Design Solution for Gender Discrimination in Medical Field

Designing a cultivating platform
Brand Communication, Editorial Design, Infographic, Ethnographic Research, Online Survey, In-depth Interview
OVERVIEW
This project is a studio practice inspired by actual gender discrimination in the medical field, aiming to unite and empower medical students and professionals fighting against discrimination.
In the summer of 2018, the public discovered that Tokyo Medical University in Japan has been discriminating against students based on their gender and age on the entrance exam. This school was not the only institute involved in this incident, and even now, gender discrimination is still occurring in the academic and professional fields of medicine.
Challenge
How can design help to tackle big issues like this?




Solution & Outcome
After discovering the incident, I contacted doctors and interviewed three in Japan over the 13-hour difference and conducted an online survey, which received more than 30 responses, mostly revealing their appalling experience of discrimination.

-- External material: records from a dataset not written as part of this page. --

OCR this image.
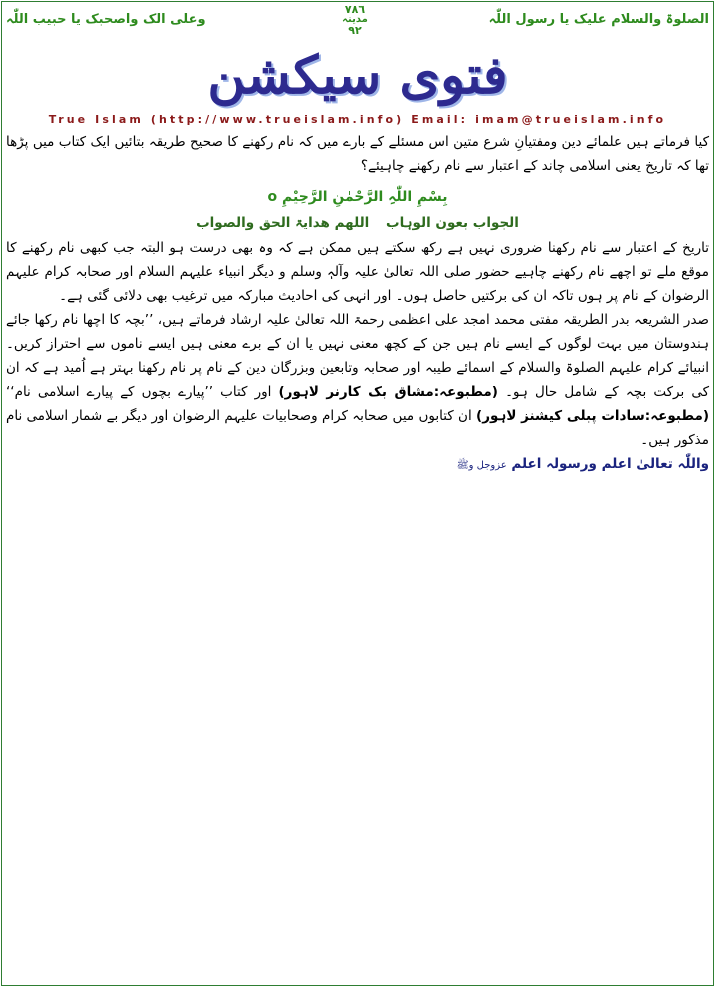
الصلوۃ والسلام علیک یا رسول اللّٰہ
وعلی الک واصحبک یا حبیب اللّٰہ
٧٨٦
مدینہ
٩٢
فتوی سیکشن
True Islam (http://www.trueislam.info) Email: imam@trueislam.info

کیا فرماتے ہیں علمائے دین ومفتیانِ شرع متین اس مسئلے کے بارے میں کہ نام رکھنے کا صحیح طریقہ بتائیں ایک کتاب میں پڑھا تھا کہ تاریخ یعنی اسلامی چاند کے اعتبار سے نام رکھنے چاہیئے؟

بِسْمِ اللّٰہِ الرَّحْمٰنِ الرَّحِیْمِ o

الجواب بعون الوہاب اللھم ھدایۃ الحق والصواب

تاریخ کے اعتبار سے نام رکھنا ضروری نہیں ہے رکھ سکتے ہیں ممکن ہے کہ وہ بھی درست ہو البتہ جب کبھی نام رکھنے کا موقع ملے تو اچھے نام رکھنے چاہیے حضور صلی اللہ تعالیٰ علیہ وآلہٖ وسلم و دیگر انبیاء علیہم السلام اور صحابہ کرام علیہم الرضوان کے نام پر ہوں تاکہ ان کی برکتیں حاصل ہوں۔ اور انہی کی احادیث مبارکہ میں ترغیب بھی دلائی گئی ہے۔

صدر الشریعہ بدر الطریقہ مفتی محمد امجد علی اعظمی رحمۃ اللہ تعالیٰ علیہ ارشاد فرماتے ہیں، ’’بچہ کا اچھا نام رکھا جائے ہندوستان میں بہت لوگوں کے ایسے نام ہیں جن کے کچھ معنی نہیں یا ان کے برے معنی ہیں ایسے ناموں سے احتراز کریں۔ انبیائے کرام علیہم الصلوۃ والسلام کے اسمائے طیبہ اور صحابہ وتابعین وبزرگان دین کے نام پر نام رکھنا بہتر ہے اُمید ہے کہ ان کی برکت بچہ کے شامل حال ہو۔ (مطبوعہ:مشاق بک کارنر لاہور) اور کتاب ’’پیارے بچوں کے پیارے اسلامی نام‘‘ (مطبوعہ:سادات پبلی کیشنز لاہور) ان کتابوں میں صحابہ کرام وصحابیات علیہم الرضوان اور دیگر بے شمار اسلامی نام مذکور ہیں۔

واللّٰہ تعالیٰ اعلم ورسولہ اعلم عزوجل وﷺ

The visual language aimed to show how discrimination is happening right now. The amount of pink in each poster is precisely 83.8%, the ratio of doctors who shared their experience of gender discrimination in the survey. Quotes also come from the actual words from them.
I also chose to use English and Japanese for this project, pairing typefaces that should get along side by side in different environments. There is still an enormous gender gap in the industry, and two languages should allow the discourse of gender discrimination as a global issue.
One of the doctors who participated in the survey later contacted me and told me that she is now working to organize a cohort of doctors to fight gender discrimination in her workplace.